Das geschützte Musik an sich entfernt wird, finde ich jetzt nicht unbedingt schlimm, gerade weil die auch Wissen wieviele Programme es gibt sich das Video mit Tonspur oder nur die Tonspur davon herunterzuladen etc.
Was ich schlimm finde ist z.B. das Videos nur für ein bestimmtes Land gesperrt werden und sonst überall verfügbar sind.


----------



## Erz1 (26. Februar 2010)

Selor schrieb:


> Das geschützte Musik an sich entfernt wird, finde ich jetzt nicht unbedingt schlimm, gerade weil die auch Wissen wieviele Programme es gibt sich das Video mit Tonspur oder nur die Tonspur davon herunterzuladen etc.
> Was ich schlimm finde ist z.B. das Videos nur für ein bestimmtes Land gesperrt werden und sonst überall verfügbar sind.

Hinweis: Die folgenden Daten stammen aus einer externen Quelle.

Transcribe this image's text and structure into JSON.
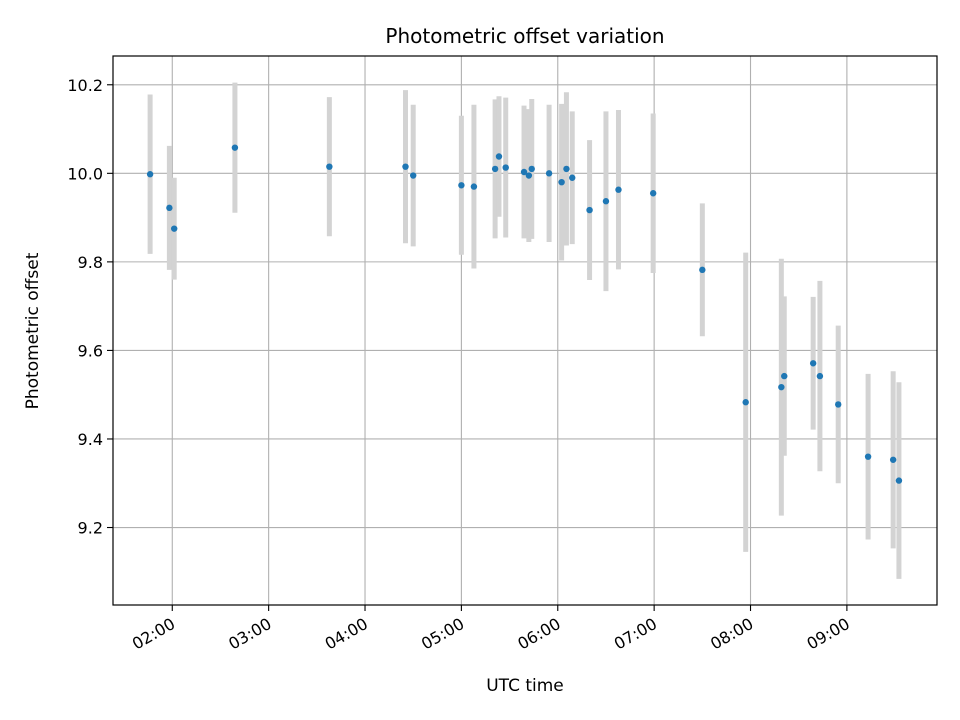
{
  "chart_data": {
    "type": "scatter",
    "title": "Photometric offset variation",
    "xlabel": "UTC time",
    "ylabel": "Photometric offset",
    "x_unit": "hours UTC",
    "xlim": [
      1.385,
      9.935
    ],
    "ylim": [
      9.025,
      10.265
    ],
    "x_ticks": [
      {
        "value": 2,
        "label": "02:00"
      },
      {
        "value": 3,
        "label": "03:00"
      },
      {
        "value": 4,
        "label": "04:00"
      },
      {
        "value": 5,
        "label": "05:00"
      },
      {
        "value": 6,
        "label": "06:00"
      },
      {
        "value": 7,
        "label": "07:00"
      },
      {
        "value": 8,
        "label": "08:00"
      },
      {
        "value": 9,
        "label": "09:00"
      }
    ],
    "y_ticks": [
      {
        "value": 9.2,
        "label": "9.2"
      },
      {
        "value": 9.4,
        "label": "9.4"
      },
      {
        "value": 9.6,
        "label": "9.6"
      },
      {
        "value": 9.8,
        "label": "9.8"
      },
      {
        "value": 10.0,
        "label": "10.0"
      },
      {
        "value": 10.2,
        "label": "10.2"
      }
    ],
    "grid": true,
    "x_tick_rotation_deg": 30,
    "colors": {
      "point": "#1f77b4",
      "errorbar": "#d3d3d3",
      "grid": "#b0b0b0",
      "axes": "#000000"
    },
    "points": [
      {
        "x": 1.77,
        "y": 9.998,
        "err": 0.18
      },
      {
        "x": 1.97,
        "y": 9.922,
        "err": 0.14
      },
      {
        "x": 2.02,
        "y": 9.875,
        "err": 0.115
      },
      {
        "x": 2.65,
        "y": 10.058,
        "err": 0.147
      },
      {
        "x": 3.63,
        "y": 10.015,
        "err": 0.157
      },
      {
        "x": 4.42,
        "y": 10.015,
        "err": 0.173
      },
      {
        "x": 4.5,
        "y": 9.995,
        "err": 0.16
      },
      {
        "x": 5.0,
        "y": 9.973,
        "err": 0.157
      },
      {
        "x": 5.13,
        "y": 9.97,
        "err": 0.185
      },
      {
        "x": 5.35,
        "y": 10.01,
        "err": 0.157
      },
      {
        "x": 5.39,
        "y": 10.038,
        "err": 0.136
      },
      {
        "x": 5.46,
        "y": 10.013,
        "err": 0.158
      },
      {
        "x": 5.65,
        "y": 10.003,
        "err": 0.15
      },
      {
        "x": 5.7,
        "y": 9.995,
        "err": 0.15
      },
      {
        "x": 5.73,
        "y": 10.01,
        "err": 0.158
      },
      {
        "x": 5.91,
        "y": 10.0,
        "err": 0.155
      },
      {
        "x": 6.04,
        "y": 9.98,
        "err": 0.177
      },
      {
        "x": 6.09,
        "y": 10.01,
        "err": 0.173
      },
      {
        "x": 6.15,
        "y": 9.99,
        "err": 0.15
      },
      {
        "x": 6.33,
        "y": 9.917,
        "err": 0.158
      },
      {
        "x": 6.5,
        "y": 9.937,
        "err": 0.203
      },
      {
        "x": 6.63,
        "y": 9.963,
        "err": 0.18
      },
      {
        "x": 6.99,
        "y": 9.955,
        "err": 0.18
      },
      {
        "x": 7.5,
        "y": 9.782,
        "err": 0.15
      },
      {
        "x": 7.95,
        "y": 9.483,
        "err": 0.338
      },
      {
        "x": 8.32,
        "y": 9.517,
        "err": 0.29
      },
      {
        "x": 8.35,
        "y": 9.542,
        "err": 0.18
      },
      {
        "x": 8.65,
        "y": 9.571,
        "err": 0.15
      },
      {
        "x": 8.72,
        "y": 9.542,
        "err": 0.215
      },
      {
        "x": 8.91,
        "y": 9.478,
        "err": 0.178
      },
      {
        "x": 9.22,
        "y": 9.36,
        "err": 0.187
      },
      {
        "x": 9.48,
        "y": 9.353,
        "err": 0.2
      },
      {
        "x": 9.54,
        "y": 9.306,
        "err": 0.222
      }
    ]
  }
}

Ja, natürlich gibt es sowas, aber natürlich habe auch ich sowas mal ausprobiert - mit extremen Qualitätsverlust :S
Deswegen kommt sowas nicht in Frage - es wäre einfach sinnvoll, diese Programme zu verbieten - heutzutage gibt es ja 100. Möglichkeiten Leute zurückzuverfolgen.
Obwohl dies natürlich auch nciht so einfach wäre, da ja zur Zeit jeder nen Youtubedownloader (man nehme Realplayer als Beispiel) bereits als Funktion drinne hat.


----------



## Tikume (26. Februar 2010)

Es gibt bei Anbietern wie Amazon die Möglichkeit in die Songs reinzuhören 


			Dieser Inhalt steht nur eingeloggten Mitgliedern zur Verfügung.
        


Die Idee mit dem Speichern-Verbieten ist Schmarrn, dann kannst du auch verbieten dass jemand mit seinem Kassettenrekorder Radio aufnimmt.

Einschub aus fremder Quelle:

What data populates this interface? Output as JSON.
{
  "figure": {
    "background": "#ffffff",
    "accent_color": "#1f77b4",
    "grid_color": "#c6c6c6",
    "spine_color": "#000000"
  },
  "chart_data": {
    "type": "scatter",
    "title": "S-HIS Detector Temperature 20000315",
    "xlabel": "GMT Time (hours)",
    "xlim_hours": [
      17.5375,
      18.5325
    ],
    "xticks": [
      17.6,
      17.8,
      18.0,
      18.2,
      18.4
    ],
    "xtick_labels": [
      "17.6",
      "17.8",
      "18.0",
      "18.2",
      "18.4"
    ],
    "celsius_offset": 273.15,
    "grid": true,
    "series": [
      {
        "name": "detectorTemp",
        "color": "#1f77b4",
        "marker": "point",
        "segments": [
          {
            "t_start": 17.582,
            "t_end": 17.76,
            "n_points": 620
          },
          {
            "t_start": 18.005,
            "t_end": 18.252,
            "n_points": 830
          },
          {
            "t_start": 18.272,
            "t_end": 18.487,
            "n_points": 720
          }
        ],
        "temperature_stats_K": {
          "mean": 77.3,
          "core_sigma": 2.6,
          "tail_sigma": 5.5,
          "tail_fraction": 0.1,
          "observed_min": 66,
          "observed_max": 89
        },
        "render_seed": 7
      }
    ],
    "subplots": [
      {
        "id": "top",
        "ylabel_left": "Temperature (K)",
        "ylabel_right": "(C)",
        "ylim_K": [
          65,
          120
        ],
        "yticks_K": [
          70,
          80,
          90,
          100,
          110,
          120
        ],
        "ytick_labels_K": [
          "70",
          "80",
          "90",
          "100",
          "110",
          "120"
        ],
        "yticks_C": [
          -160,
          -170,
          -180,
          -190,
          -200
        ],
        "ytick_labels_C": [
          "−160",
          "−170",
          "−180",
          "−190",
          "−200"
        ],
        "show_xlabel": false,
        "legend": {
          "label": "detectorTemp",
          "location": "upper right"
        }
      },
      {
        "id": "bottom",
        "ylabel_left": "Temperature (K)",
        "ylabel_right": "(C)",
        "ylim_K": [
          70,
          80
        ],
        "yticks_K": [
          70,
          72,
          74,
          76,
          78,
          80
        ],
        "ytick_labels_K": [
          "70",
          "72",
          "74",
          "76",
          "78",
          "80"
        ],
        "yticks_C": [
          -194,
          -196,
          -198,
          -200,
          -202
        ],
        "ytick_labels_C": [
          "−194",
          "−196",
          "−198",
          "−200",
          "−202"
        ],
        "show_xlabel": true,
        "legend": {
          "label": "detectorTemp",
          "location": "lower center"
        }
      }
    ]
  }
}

Letztendlich ist es die Entscheidung des Rechte-Inhabers. Ich persönlich denke derjenige hat aber mehr davon wenn in den Videos gleich eingeblendet wird mit Link zum Kauf von wem das Lied stammt.
Ein Lied kostet 99 Cent, wenn mir das was gefällt lade ich es mir einfach direkt bei Amazon runter. Den Sound bei Youtube extrahieren ist nur eine Notlösung.


----------



## Manowar (27. Februar 2010)

Ich denke auch,dass es ein Schuss in den Ofen für die Musiker ist.
Ich habe schon unheimlich viele Bands auf Youtube kennengelernt und das ist jetzt teilweise nicht mehr möglich.
Desweiteren habe ich das auch so gemacht, wie im ersten Post beschrieben -> reingehört und dann gekauft oder auch nicht gekauft. (Gekauft, nicht runtergeladen)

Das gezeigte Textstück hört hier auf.